J’ai toujours été étonnée par l’utilisation, abusive et hors de son sens exact, du concept “système” par le politique en Algérie. Nombreux sont les politiciens, journalistes et autres intellectuels qui usent et abusent de ce terme sans savoir vraiement ce qu’est un système complexe. Si dans une discussion banale, cet abus est toléré, il devient, toutefois, problématique, lorsque des chercheurs l’utilisent dans le contexte actuel du Hirak pour développer des scénarios politiques engageant l’avenir d’une nation. Là, il devient important de préciser le sens éxacte du concept pour mieux comprendre et délimiter la portée des propos de chacun.

Déconstruire le système

Dans cet article d’ElWatan, le chercheur, Luis Martinez, spécialiste du Maghreb, utilise le terme systeme dans un contexe assez grave lorsqu’il explique que le hirak “…ambitionne de déconstruire tout le système, dont l’armée fait partie, afin de rebâtir des institutions démocratiques.” On apprend ainsi que l’objectif du hirak n’était pas juste d’empêcher le cinquième mandat, mais de “Déconstruire tout le système”. Le chercheur ne dit pas selon quelle modalité se fera cette “déconstruction du système”. Il a juste expliqué que la déconstruction d’un système est une opération pleine d’incertitudes…

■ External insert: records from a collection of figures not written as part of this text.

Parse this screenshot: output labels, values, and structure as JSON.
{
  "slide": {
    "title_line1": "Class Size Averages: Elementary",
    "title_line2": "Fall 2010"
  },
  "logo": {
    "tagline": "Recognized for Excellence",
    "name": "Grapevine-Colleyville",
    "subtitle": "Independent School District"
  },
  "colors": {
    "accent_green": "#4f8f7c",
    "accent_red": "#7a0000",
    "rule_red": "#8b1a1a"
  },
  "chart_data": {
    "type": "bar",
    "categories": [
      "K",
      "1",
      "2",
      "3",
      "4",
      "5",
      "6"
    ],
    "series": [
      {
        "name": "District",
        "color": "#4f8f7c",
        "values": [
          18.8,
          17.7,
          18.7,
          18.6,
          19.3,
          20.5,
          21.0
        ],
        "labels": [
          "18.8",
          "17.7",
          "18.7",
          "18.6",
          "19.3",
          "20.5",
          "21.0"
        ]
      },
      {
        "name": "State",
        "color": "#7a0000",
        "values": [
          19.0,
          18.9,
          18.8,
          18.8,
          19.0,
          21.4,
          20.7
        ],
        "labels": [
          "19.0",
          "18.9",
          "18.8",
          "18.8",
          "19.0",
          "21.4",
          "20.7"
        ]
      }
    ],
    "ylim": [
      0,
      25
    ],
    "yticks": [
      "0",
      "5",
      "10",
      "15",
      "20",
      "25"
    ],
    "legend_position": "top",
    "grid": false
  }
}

Comme par hasard, cet article a repris la même expression “déconstruction du système” utilisée dans le dernier rapport de Nabni élaboré comme une praxis à la philosophie métaphisique du Hirak  “Yetnehaw ga3”. Le fameux ThinkTank nous explique sur une dizaine de pages le comment de la déconstruction du système en ces termes : 
” il faut … déconstruire le Système et s’assurer qu’il ne se régénère pas.” “Démanteler les fondements du système” en ciblant les leviers de contrôle… tout simplement.

Survie et stabilité du système

Rappellons que selon la théorie des systèmes complexes, la survie d’un système complexe dépend de sa stabilité qui est assurée par les leviers de contrôle et leur boucle de rétroaction. Sans ce contrôle l’entropie du système augmente provoquant désordre et chaos. En d’autres termes, projeter la déconstruction d’un système complexe, tel un état, sans avoir les moyens d’assurer son contrôle et sa stabilité provoquera inéluctablement le chaos et la destruction du système…de cet état.

Dans cette optique, avouons que “le hirak qui ambitionne à déconstruire tout le système dont l’armée fait partie” qui après huit mois n’a toujours pas réussi à élire des représentants ; ce hirak ne possède nullement les moyens de contrôler ou d’assurer la stabilité du système une fois déconstruit… à moins que le but final de cette opération soit justement de faire tomber le système Algérie dans le chaos..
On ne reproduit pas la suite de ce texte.